Additionally, evidence of mitochondrial dysfunction was found in biopsies from subjects who received tenofovir. Two genes involved in mitochondrial basic processes, cellular PNPT1 and mitochondrial ATP6, were significantly down-regulated. In addition to transcriptional changes, electron microscopy in two subjects revealed that the number of mitochondria per cell decreased by more than half after seven days of treatment.

While a microbicide may be efficacious in preventing infection, it is necessary to investigate potential adverse effects on the molecular level in order to fully understand how the drug affects users and systems biology can uncover previously unidentified ‘off target’ consequences that might go unnoticed using more traditional safety assays. Although 1% tenofovir gel appeared clinically safe in multiple studies, this paper demonstrates that its effects on the rectal mucosa are pronounced and manifold.
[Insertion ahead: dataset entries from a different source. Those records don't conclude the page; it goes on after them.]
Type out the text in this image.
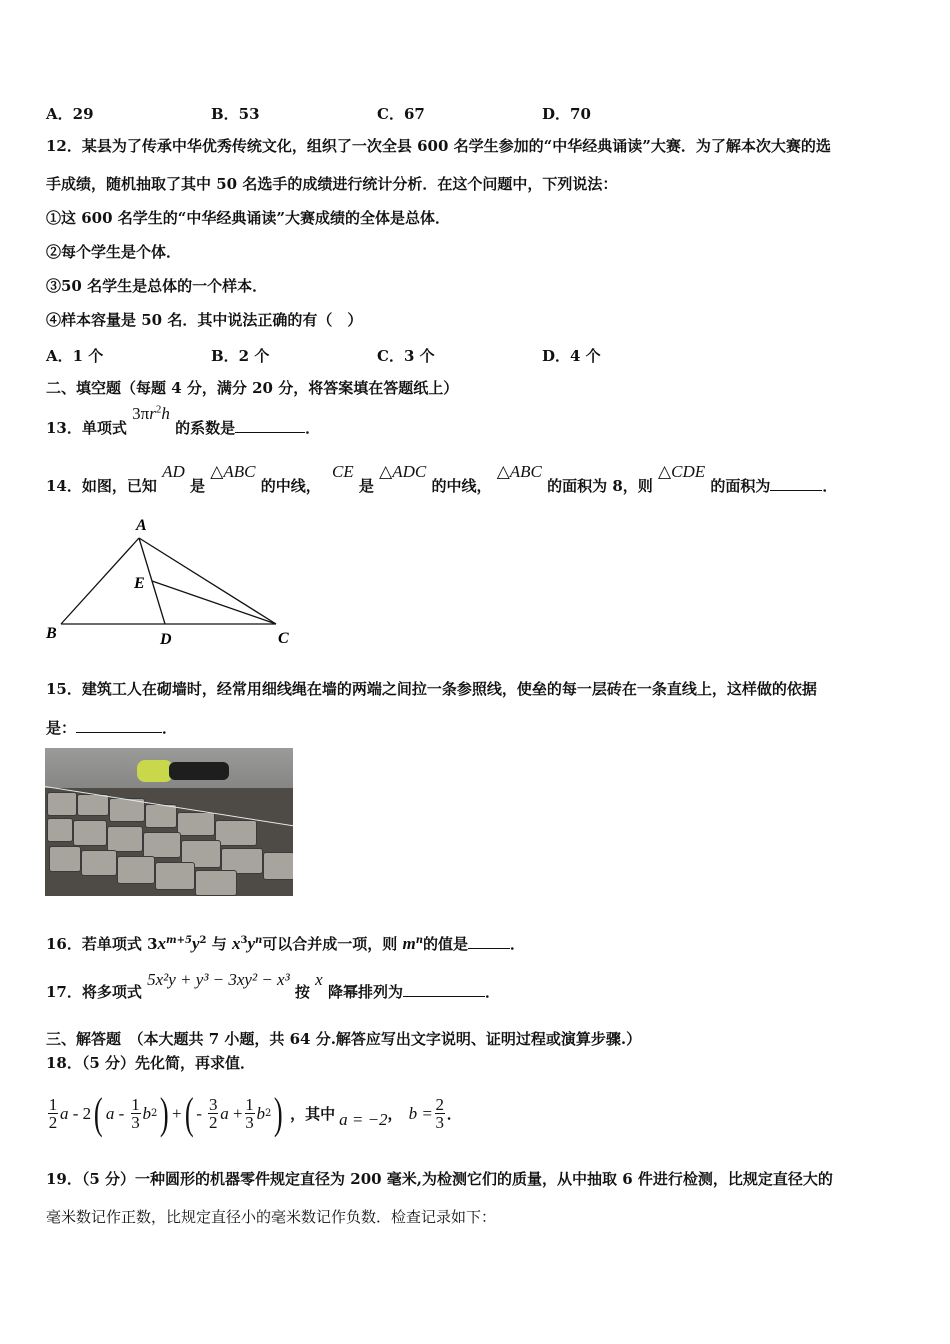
A．29	B．53	C．67	D．70
12．某县为了传承中华优秀传统文化，组织了一次全县 600 名学生参加的“中华经典诵读”大赛．为了解本次大赛的选
手成绩，随机抽取了其中 50 名选手的成绩进行统计分析．在这个问题中，下列说法：
①这 600 名学生的“中华经典诵读”大赛成绩的全体是总体．
②每个学生是个体．
③50 名学生是总体的一个样本．
④样本容量是 50 名．其中说法正确的有（　）
A．1 个	B．2 个	C．3 个	D．4 个
二、填空题（每题 4 分，满分 20 分，将答案填在答题纸上）
13．单项式 $3\pi r^2h$ 的系数是	．
14．如图，已知 AD 是 △ABC 的中线， CE 是 △ADC 的中线， △ABC 的面积为 8，则 △CDE 的面积为	．
A
B	C
D
E
15．建筑工人在砌墙时，经常用细线绳在墙的两端之间拉一条参照线，使垒的每一层砖在一条直线上，这样做的依据
是：	．
16．若单项式 $3x^{m+5}y^2$ 与 $x^3y^n$可以合并成一项，则 $m^n$的值是	．
17．将多项式 5x²y + y³ − 3xy² − x³ 按 x 降幂排列为	．
三、解答题　（本大题共 7 小题，共 64 分.解答应写出文字说明、证明过程或演算步骤.）
18．（5 分）先化简，再求值．
$\frac{1}{2}$ a - 2 ( a - $\frac{1}{3}$ b 2 ) + ( - $\frac{3}{2}$ $a + \frac{1}{3}$ b 2 ) ，其中 a = −2 ， $b = \frac{2}{3}$ ．
19．（5 分）一种圆形的机器零件规定直径为 200 毫米,为检测它们的质量，从中抽取 6 件进行检测，比规定直径大的
毫米数记作正数，比规定直径小的毫米数记作负数．检查记录如下：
The results of the three efficacy trials render licensure of vaginal tenofovir gel unlikely, and its broad effects on the rectal mucosa raise some safety concerns for that anatomic site. A number of other drugs are being tested as topical microbicides and better alternatives to tenofovir may arise from these studies. 


Hladik F, Burgener A, Ballweber L, Gottardo R, Vojtech L, Fourati S, Dai JY, Cameron MJ, Strobl J, Hughes SM, Hoesley C, Andrew P, Johnson S, Piper J, Friend DR, Ball TB, Cranston RD, Mayer KH, McElrath MJ, McGowan I. Mucosal effects of tenofovir 1% gel. Elife. 2015;4:e04525.

Further reading on MTN 007:

McGowan I, Hoesley C, Cranston RD, Andrew P, Janocko L, Dai JY, Carballo-Dieguez A, Ayudhya RK, Piper J, Hladik F, Mayer K. A phase 1 randomized, double blind, placebo controlled rectal safety and acceptability study of tenofovir 1% gel (MTN-007). PLoS One. 2013;8(4):e60147.